Carrie Turansky provides an enjoyable book in The Daughter of Highland Hall, her second novel in the Edwardian Brides series set in England’s time period of the same name. Turansky’s tale of Katherine Ramsey’s adventures, debacles, and successes as she attempts her debut in London’s 1912 season is a welcome transfer to a world so unlike today’s modern society. Often compared to England’s Downton Abbey, The Daughter of Highland Hall does rely upon the same themes and settings of the popular television show; however, the author takes advantage of various ideas that separate her novel from the drama of the Crawley family. While I adore Downton Abbey, I enjoyed The Daughter of Highland Hall precisely for those differences because I found the themes that profoundly impact my life shine through them in Turansky’s novel.
Katherine Ramsey and Jonathon Foster, the protagonists of The Daughter of Highland Hall, are spending their time in London, attempting to discover and fulfill their callings in life. Turansky’s exposition of this discovery and action sets her novel apart as one of spiritual and personal maturation.
Katherine, a debutante whose future depends upon this season’s success and her ability to find a suitable husband, aspires to rise within the ranks of London’s elite society in return for losing her place at her father’s estate. Although at peace with her distant cousin’s takeover of Highland Hall, which readers learn about in Turansky’s previous novel, Katherine finds herself pressured to reassert family dignity through a prosperous marriage. Katherine’s growth from a whiney teenager in The Governess of Highland Hall to a woman who knows her own mind in Turansky’s second novel makes her an admirable female protagonist. This maturation is not completely realistic—there is little supporting evidence, either through Scripture or dialog with other characters, that Katherine has given her life to God or understands the consequences of her decision to leave her debutant life behind. Nevertheless, Turansky’s storyline that demonstrates Katherine’s actions to become someone who lives out God’s directions for a fulfilling life are sincere and genuine.

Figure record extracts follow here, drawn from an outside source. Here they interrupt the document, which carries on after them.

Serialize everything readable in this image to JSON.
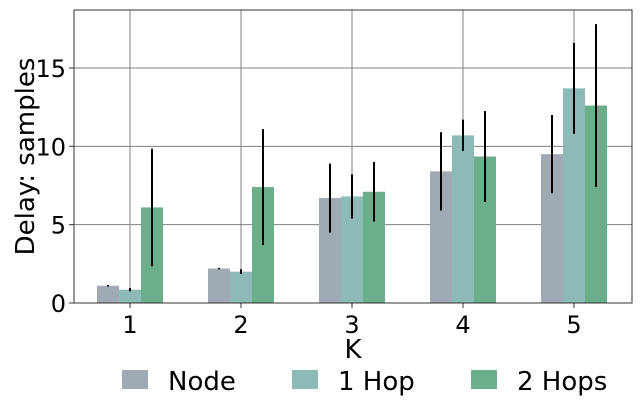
{
  "chart_data": {
    "type": "bar",
    "xlabel": "K",
    "ylabel": "Delay: samples",
    "categories": [
      "1",
      "2",
      "3",
      "4",
      "5"
    ],
    "ylim": [
      0,
      18.7
    ],
    "yticks": [
      "0",
      "5",
      "10",
      "15"
    ],
    "grid": true,
    "legend_position": "bottom",
    "series": [
      {
        "name": "Node",
        "color": "#A0AAB4",
        "values": [
          1.1,
          2.2,
          6.7,
          8.4,
          9.5
        ],
        "errors": [
          0.0,
          0.0,
          2.2,
          2.5,
          2.5
        ]
      },
      {
        "name": "1 Hop",
        "color": "#8DBAB7",
        "values": [
          0.85,
          2.0,
          6.8,
          10.7,
          13.7
        ],
        "errors": [
          0.1,
          0.15,
          1.4,
          1.0,
          2.9
        ]
      },
      {
        "name": "2 Hops",
        "color": "#6AAF8A",
        "values": [
          6.1,
          7.4,
          7.1,
          9.35,
          12.6
        ],
        "errors": [
          3.75,
          3.7,
          1.9,
          2.9,
          5.2
        ]
      }
    ]
  }
}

Jonathon Foster is a worthy hero that will no doubt have female readers eager to find a significant other of his caliber. Intelligent, kind, protective, loving, and faith-filled, Jonathon desires nothing more than a wife to love, a Savior to follow, and a passion to work towards. His storyline as a doctor for the poor in London is compelling; however, he is torn by his previous missionary work in India, and I imagine with her attention to historical facts and time-period detail that Jonathon could become an even more attractive character if Turansky returned him to his first home. Jonathon genuinely loves Katherine and works to win her affections throughout the novel. Nevertheless, while this romance is enjoyable it was not quite as compelling a story as Julia and Sir William’s in The Governess of Highland Hall. Opposites can and do attract in true life scenarios, but there are usually strong foundations those relationships….and Katherine and Jonathon just do not have that support in Turansky’s second novel. There is no compelling reason throughout this novel, aside from physical attraction, that Jonathon could fall for Katherine. Her beliefs are one of the few reasons that Jonathon has for his attraction to her, but she is just beginning to transform into a “baby” Christian at the conclusion of the novel. The newness of her faith and the limited understand that Katherine has of insinuates that she could not possibly have the foundation to love herself and God as He desires, let alone have that same love for Jonathon. At the conclusion of The Daughter of Highland Hall, though, their relationship did not work because although they experienced a few traumatic and worthy events, they did not know each other on a deep enough level. Perhaps in time if Turansky brings them into her third novel in the series their relationship will be plausible because they have had time to get to know one another’s faults, pleasures, desires, and goals.
The Daughter of Highland Hall is a novel that I recommend for readers who love historical inspirational romance, especially ones who enjoy the Regency, Victorian, and Edwardian periods in an English setting. It ranks second in my list of favorites from Turansky, but I still delighted in the story and will re-read it for a lovely trip into one of my favorite time periods.